Reconstruction of a Large-scale Pre-flare Coronal Current Sheet Associated with an Homologous X-shaped Flare

TL;DR

This study reconstructs a large-scale pre-flare coronal current sheet using an MHD model constrained by magnetogram data, revealing its role in homologous X-shaped solar flares and demonstrating the effectiveness of data-driven modeling in understanding solar magnetic reconnection.

Contribution

The paper presents the first static reconstruction of a large-scale pre-flare current sheet in the solar corona using a data-constrained MHD model, linking it to homologous X-shaped flares.

Findings

Reconstructed a large-scale pre-flare current sheet in active region 11967.

Linked the current sheet to homologous X-shaped flare ribbons.

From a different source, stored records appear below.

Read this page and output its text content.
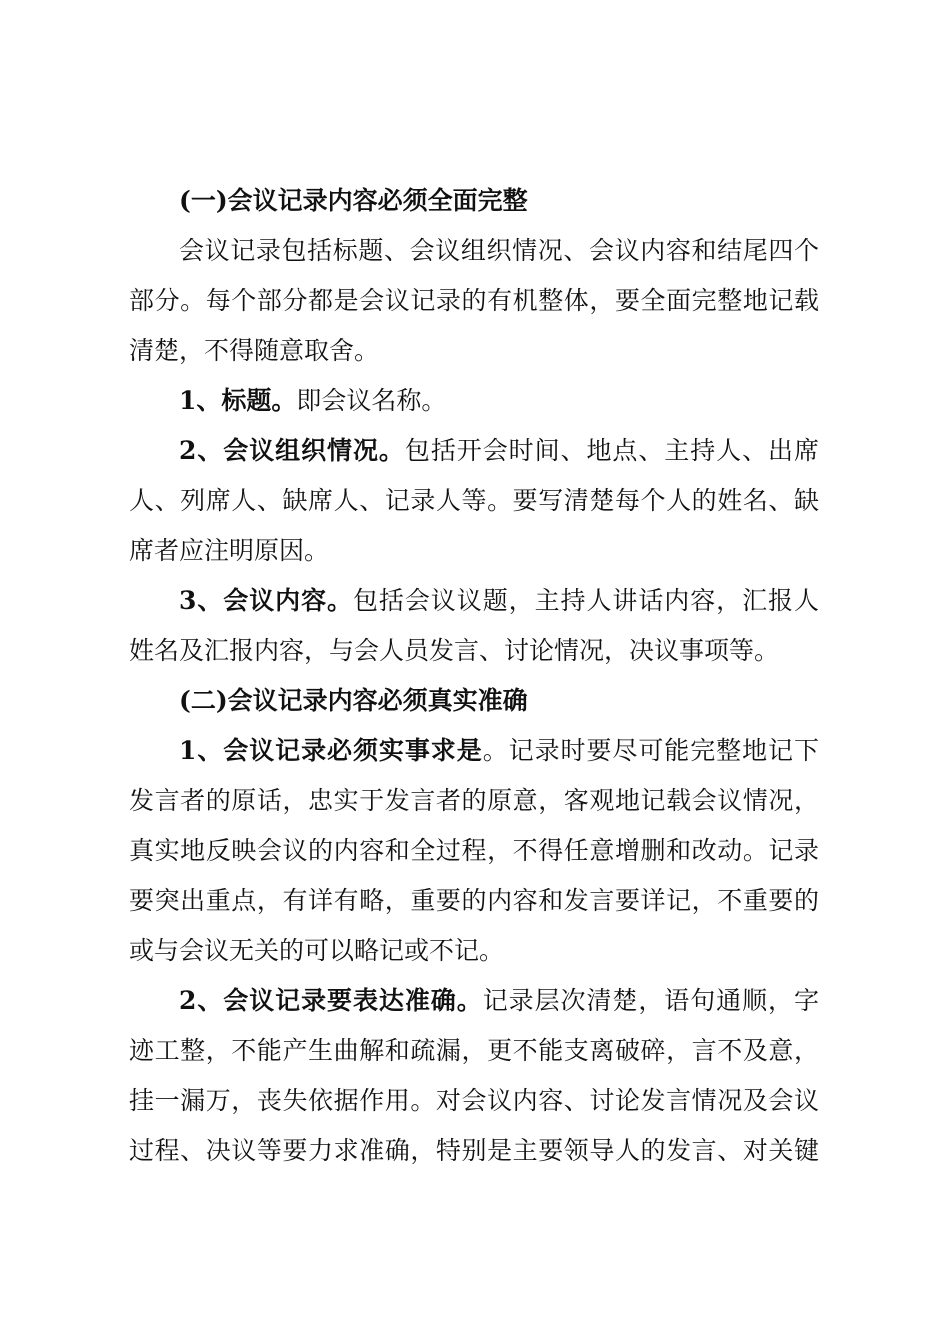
(一)会议记录内容必须全面完整
会议记录包括标题、会议组织情况、会议内容和结尾四个
部分。每个部分都是会议记录的有机整体，要全面完整地记载
清楚，不得随意取舍。
1、标题。即会议名称。
2、会议组织情况。包括开会时间、地点、主持人、出席
人、列席人、缺席人、记录人等。要写清楚每个人的姓名、缺
席者应注明原因。
3、会议内容。包括会议议题，主持人讲话内容，汇报人
姓名及汇报内容，与会人员发言、讨论情况，决议事项等。
(二)会议记录内容必须真实准确
1、会议记录必须实事求是。记录时要尽可能完整地记下
发言者的原话，忠实于发言者的原意，客观地记载会议情况，
真实地反映会议的内容和全过程，不得任意增删和改动。记录
要突出重点，有详有略，重要的内容和发言要详记，不重要的
或与会议无关的可以略记或不记。
2、会议记录要表达准确。记录层次清楚，语句通顺，字
迹工整，不能产生曲解和疏漏，更不能支离破碎，言不及意，
挂一漏万，丧失依据作用。对会议内容、讨论发言情况及会议
过程、决议等要力求准确，特别是主要领导人的发言、对关键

Showed the current sheet forms in a hyperbolic flux tube intersecting quasi-separatrix layers.

Abstract

As a fundamental magnetic structure in the solar corona, electric current sheets (CSs) can form either prior to or during solar flare, and they are essential for magnetic energy dissipation in the solar corona by enabling magnetic reconnection. However static reconstruction of CS is rare, possibly due to limitation inherent in available coronal field extrapolation codes. Here we present the reconstruction of a large-scale pre-flare CS in solar active region 11967 using an MHD-relaxation model constrained by SDO/HMI vector magnetogram. The CS is found to be associated with a set of peculiar homologous flares that exhibit unique X-shaped ribbons and loops occurring in a quadrupolar magnetic configuration. This is evidenced by that the field lines traced from the CS to the photosphere form an X shape which nearly precisely reproduces the shape of the observed flare ribbons, suggesting that the flare is a product of the dissipation of the CS through reconnection. The CS forms in a hyperbolic flux tube, which is an intersection of two quasi-separatrix layers. The recurrence of the X-shaped flares might be attributed to the repetitive formation and dissipation of the CS, as driven by the photospheric footpoint motions. These results demonstrate the power of data-constrained MHD model in reproducing CS in the corona as well as providing insight into the magnetic mechanism of solar flares.